One of the biggest woes of a nonprofit leader, aside from the endless fundraising circuit, is an ineffective board, particularly when it comes to fundraising. But you cannot just recruit a bunch of warm bodies to your board and then assume that they will magically bring money in the door. If you want your board to effectively contribute to the financial engine, you have to start from the beginning. And that is to recruit a money-raising board.
In order to assemble an army of volunteer money raisers, advocates, ambassadors for your nonprofit, you have to get strategic. You must move away from scarcity-based board recruitment where you beg people to fill vacant holes on your board and instead create a recruitment strategy that identifies the right people with the right skills, experience and networks who will become your partners in bringing more money in the door.

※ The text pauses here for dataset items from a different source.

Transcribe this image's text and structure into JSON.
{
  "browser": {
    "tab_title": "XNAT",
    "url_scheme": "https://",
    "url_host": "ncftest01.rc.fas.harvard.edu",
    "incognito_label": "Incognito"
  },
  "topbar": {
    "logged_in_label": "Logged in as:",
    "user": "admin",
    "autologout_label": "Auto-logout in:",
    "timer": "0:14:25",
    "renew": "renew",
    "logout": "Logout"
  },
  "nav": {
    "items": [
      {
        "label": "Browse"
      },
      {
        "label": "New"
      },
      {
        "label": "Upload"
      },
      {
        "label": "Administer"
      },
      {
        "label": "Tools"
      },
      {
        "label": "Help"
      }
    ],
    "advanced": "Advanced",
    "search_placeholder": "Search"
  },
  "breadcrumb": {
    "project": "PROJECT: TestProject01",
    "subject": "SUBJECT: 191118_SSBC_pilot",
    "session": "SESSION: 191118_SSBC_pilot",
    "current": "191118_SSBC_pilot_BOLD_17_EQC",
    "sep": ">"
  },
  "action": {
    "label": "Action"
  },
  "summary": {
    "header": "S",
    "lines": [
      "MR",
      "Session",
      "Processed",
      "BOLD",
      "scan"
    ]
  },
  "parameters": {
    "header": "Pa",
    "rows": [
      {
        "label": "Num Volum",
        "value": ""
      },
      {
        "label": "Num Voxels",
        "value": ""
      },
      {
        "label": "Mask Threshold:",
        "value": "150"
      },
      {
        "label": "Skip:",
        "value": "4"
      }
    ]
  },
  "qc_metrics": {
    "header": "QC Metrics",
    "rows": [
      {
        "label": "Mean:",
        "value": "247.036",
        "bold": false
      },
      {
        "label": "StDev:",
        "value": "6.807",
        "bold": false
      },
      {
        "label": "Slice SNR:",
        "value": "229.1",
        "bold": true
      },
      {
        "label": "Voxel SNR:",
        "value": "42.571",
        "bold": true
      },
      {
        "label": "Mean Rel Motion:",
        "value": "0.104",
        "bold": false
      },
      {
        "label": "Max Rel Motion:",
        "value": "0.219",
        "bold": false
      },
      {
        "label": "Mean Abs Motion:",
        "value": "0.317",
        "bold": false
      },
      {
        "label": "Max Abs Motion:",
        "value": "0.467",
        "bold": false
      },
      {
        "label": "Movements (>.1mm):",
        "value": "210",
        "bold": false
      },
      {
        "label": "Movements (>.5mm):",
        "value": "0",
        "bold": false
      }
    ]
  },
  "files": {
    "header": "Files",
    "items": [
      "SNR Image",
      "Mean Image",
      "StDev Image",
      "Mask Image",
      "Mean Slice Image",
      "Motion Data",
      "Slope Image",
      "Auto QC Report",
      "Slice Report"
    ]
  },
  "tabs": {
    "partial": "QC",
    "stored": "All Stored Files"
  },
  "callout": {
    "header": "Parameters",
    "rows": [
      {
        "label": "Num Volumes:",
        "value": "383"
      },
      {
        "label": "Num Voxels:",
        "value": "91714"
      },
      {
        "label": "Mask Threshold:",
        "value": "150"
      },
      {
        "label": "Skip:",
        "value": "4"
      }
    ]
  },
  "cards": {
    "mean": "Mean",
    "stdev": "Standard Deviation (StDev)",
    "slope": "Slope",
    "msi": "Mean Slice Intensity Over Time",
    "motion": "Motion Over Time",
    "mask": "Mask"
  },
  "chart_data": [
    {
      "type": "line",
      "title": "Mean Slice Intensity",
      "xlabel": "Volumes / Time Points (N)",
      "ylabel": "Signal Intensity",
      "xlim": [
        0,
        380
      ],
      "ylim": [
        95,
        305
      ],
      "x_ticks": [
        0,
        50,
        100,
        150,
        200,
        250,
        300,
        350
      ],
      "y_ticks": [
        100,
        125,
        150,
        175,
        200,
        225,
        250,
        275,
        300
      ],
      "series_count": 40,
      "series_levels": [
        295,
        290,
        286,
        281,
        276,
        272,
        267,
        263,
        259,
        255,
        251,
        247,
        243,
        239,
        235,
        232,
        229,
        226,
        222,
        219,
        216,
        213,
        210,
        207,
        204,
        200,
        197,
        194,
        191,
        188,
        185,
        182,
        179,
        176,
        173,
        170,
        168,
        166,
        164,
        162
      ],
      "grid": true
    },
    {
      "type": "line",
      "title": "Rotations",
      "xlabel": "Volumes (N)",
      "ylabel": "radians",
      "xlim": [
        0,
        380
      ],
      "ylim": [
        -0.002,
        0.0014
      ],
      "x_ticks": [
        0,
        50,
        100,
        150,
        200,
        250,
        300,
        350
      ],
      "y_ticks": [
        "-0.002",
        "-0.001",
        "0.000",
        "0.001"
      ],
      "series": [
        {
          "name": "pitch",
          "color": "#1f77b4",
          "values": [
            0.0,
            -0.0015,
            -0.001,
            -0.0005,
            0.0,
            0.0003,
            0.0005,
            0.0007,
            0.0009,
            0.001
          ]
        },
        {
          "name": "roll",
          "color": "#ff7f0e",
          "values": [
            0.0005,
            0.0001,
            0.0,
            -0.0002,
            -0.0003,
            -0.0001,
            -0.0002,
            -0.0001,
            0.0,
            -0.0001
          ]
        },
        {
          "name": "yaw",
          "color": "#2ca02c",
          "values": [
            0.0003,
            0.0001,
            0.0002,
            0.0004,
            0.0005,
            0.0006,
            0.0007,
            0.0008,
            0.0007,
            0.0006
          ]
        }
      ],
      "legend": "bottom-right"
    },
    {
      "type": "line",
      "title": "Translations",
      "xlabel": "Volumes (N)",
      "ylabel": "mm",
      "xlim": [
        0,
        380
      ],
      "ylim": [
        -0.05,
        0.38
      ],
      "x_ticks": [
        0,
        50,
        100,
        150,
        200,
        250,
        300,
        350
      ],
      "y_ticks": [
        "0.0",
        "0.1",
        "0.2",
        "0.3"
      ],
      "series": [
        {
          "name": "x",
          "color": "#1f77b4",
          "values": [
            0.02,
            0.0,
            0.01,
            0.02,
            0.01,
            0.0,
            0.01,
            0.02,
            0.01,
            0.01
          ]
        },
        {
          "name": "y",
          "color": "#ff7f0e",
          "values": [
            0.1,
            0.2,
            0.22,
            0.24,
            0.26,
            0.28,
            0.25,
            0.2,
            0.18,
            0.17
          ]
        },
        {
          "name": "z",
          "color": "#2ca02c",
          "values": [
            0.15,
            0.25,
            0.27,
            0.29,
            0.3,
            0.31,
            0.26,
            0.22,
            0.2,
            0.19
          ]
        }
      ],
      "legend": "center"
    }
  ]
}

And that strategy looks like this:
Connect your strategic plan to your board
Start by taking a look at your long-term strategic plan, and ask the simple question, "What skills, experience or networks do we need on our board to make each goal of our strategic plan a reality?"
Don't think in broad terms like "fundraising" or "marketing." Rather think very specifically about target audiences you want to access, new networks of people you want to find and specific skills that your strategic plan requires. A childhood literacy nonprofit probably needs board members who have key connections to local school districts, possess education-related expertise or can talk intelligently about smart program design.
Recruit for specific needs
Once you identify what skills, experience and networks your board must possess, test that list against what your current board has in order to find holes. Those holes become the very specific types of people you want to recruit.